Anna Pulley, @annapulley
RedEye's sex columnist
3:29 PM CST, February 1, 2012
I used to have no problem with feeling sexy and comfortable in my body and with my sexuality. But after a recent weight gain, I started to be self-conscious and unable to get into the "Sexy and I Know It" mindset. I lost the weight, and I still can't seem to get back my confidence. My husband will compliment me, but I'll still find something wrong. I'm 24, so I don't know if this is just a phase. The only method that seems to get me in that uninhibited mindset is to have a drink. How do I tap into my dirty side and let out my inner bad girl freak without feeling uncomfortable/stupid?
--Lost My Mojo
It's funny that you mention the song "Sexy and I Know It" because nothing gets my mojo going quite like LMFAO wearing animal-print Speedos saying "Wiggle, wiggle, wiggle, wiggle, wiggle yeah." Now that I'm too turned on to write, I'll say that losing self-confidence is always temporary. If it weren't, how could J. Lo keep staging comebacks? So, you don't have to worry about your confidence never coming back. It will.

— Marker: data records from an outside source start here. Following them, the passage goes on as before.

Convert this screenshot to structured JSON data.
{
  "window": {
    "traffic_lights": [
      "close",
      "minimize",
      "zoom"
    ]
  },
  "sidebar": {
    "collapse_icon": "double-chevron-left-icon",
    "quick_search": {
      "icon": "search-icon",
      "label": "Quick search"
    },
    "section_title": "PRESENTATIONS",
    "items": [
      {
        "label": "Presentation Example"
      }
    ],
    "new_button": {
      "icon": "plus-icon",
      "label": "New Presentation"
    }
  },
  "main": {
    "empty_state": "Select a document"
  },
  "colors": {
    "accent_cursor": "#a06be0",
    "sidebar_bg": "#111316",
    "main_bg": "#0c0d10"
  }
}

The thing about body image is that it's an asshole. You could be working out constantly and eating nothing but aerated carrot bubbles, which I wouldn't recommend, and still feel self-conscious about how you look. I do two hours of yoga six days a week, and I still can't go outside in a bikini without a huge Eve Ensler-esque pep talk. In other words, it's great that you've lost some weight, but what you have to do to now is work out your mind. Here are some suggestions for doing so.

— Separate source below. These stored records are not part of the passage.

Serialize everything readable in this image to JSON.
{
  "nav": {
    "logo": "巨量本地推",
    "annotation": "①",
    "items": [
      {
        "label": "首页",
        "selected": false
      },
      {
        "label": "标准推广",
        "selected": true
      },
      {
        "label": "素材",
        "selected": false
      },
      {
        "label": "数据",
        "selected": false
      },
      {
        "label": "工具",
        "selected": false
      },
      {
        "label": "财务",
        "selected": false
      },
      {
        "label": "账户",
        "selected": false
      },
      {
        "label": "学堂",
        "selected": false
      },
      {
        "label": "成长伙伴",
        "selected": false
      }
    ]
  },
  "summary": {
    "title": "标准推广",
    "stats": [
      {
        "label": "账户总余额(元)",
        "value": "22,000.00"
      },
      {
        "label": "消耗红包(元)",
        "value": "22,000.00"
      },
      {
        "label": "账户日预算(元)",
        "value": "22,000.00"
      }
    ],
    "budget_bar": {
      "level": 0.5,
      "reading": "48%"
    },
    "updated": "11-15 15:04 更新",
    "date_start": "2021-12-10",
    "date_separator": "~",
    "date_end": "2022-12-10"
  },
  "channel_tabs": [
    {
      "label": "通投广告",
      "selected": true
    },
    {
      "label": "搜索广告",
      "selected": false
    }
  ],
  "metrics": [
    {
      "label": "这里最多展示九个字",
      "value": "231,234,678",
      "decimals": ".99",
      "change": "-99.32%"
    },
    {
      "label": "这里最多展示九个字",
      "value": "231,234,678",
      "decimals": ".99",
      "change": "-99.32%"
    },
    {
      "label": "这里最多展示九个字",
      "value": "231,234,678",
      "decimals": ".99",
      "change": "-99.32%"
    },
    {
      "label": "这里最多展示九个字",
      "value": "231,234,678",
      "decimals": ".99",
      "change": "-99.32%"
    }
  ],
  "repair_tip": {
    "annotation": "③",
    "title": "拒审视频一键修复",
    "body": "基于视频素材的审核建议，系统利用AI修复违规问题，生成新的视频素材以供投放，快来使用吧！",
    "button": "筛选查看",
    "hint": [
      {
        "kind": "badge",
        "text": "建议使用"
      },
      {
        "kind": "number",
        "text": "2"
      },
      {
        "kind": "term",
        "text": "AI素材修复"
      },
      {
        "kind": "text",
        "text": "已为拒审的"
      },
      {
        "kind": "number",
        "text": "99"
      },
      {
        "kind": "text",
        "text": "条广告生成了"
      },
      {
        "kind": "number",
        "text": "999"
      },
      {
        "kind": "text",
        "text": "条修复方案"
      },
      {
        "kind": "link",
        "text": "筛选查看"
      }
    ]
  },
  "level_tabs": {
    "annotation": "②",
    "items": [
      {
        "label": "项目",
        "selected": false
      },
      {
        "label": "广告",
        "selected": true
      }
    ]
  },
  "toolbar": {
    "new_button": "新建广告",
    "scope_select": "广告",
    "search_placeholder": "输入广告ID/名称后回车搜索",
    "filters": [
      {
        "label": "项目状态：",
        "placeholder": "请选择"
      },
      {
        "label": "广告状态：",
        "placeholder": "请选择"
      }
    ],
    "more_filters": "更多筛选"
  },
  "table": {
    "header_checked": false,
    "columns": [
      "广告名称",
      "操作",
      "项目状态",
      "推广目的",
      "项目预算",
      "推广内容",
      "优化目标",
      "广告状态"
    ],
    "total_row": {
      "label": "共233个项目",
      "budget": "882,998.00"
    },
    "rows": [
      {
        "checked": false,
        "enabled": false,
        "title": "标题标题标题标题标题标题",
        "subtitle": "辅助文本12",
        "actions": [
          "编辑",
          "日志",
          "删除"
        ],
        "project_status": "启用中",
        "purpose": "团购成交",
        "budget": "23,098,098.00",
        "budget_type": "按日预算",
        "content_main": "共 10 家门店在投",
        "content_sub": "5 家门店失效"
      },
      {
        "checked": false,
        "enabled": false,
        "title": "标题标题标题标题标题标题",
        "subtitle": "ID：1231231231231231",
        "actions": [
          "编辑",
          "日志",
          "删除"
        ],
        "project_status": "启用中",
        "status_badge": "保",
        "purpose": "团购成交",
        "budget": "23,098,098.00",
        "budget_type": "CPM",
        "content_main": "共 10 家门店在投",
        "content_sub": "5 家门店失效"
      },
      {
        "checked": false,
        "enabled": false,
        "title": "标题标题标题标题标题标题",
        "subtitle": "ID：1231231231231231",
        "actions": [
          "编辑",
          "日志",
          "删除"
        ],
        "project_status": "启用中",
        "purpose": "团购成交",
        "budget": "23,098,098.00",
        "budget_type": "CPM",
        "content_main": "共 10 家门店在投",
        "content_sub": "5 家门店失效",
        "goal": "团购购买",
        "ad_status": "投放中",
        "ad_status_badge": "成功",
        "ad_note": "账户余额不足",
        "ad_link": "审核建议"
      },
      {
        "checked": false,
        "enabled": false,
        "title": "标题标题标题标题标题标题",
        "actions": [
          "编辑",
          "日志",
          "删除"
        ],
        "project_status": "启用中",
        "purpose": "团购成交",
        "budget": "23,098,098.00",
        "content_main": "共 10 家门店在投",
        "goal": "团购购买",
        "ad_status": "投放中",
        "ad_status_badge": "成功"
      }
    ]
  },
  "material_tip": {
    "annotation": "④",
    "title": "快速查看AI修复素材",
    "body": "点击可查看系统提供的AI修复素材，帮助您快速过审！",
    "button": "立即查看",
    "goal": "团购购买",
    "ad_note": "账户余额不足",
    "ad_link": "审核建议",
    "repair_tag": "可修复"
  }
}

As I mentioned in a previous column:
"There have been recent studies that showed when people took on the role of a powerful or attractive avatar in a video game for 90 seconds, their confidence levels were boosted for the entire day, and they were more likely to flirt with other people they were hot for. The takeaway is not that we should all be playing more video games, but that doing things that make us feel confident have a lasting effect on our confidence in general."
Basically, if you're having insecurity issues, do something that you're good at: go for a run, dance to Britney Spears' "Stronger," or write a dirty limerick. Doing things that make us feel capable have a far more lasting effect than we think.
Tell your Inner Asshole to STFU
We all have that voice in our heads that criticizes, tells us we're unworthy or not nearly as competent at Scrabble as our local barista. This isn't to say we're without flaws, of course, but it's easy to lose confidence if our Inner Asshole is running the show. Whenever that voice rears its ugly mug, I want you to counter it with something that's awesome about you. This can feel hokey at first. When I tried it, I sniggered at myself for thinking "good at puns." But then I realized that snigger was my Inner Asshole too, and promptly punched it in the face. Such positive reinforcement not only serves to slowly diminish that nagging voice, but it also proves there's more to you than how you look in a thong.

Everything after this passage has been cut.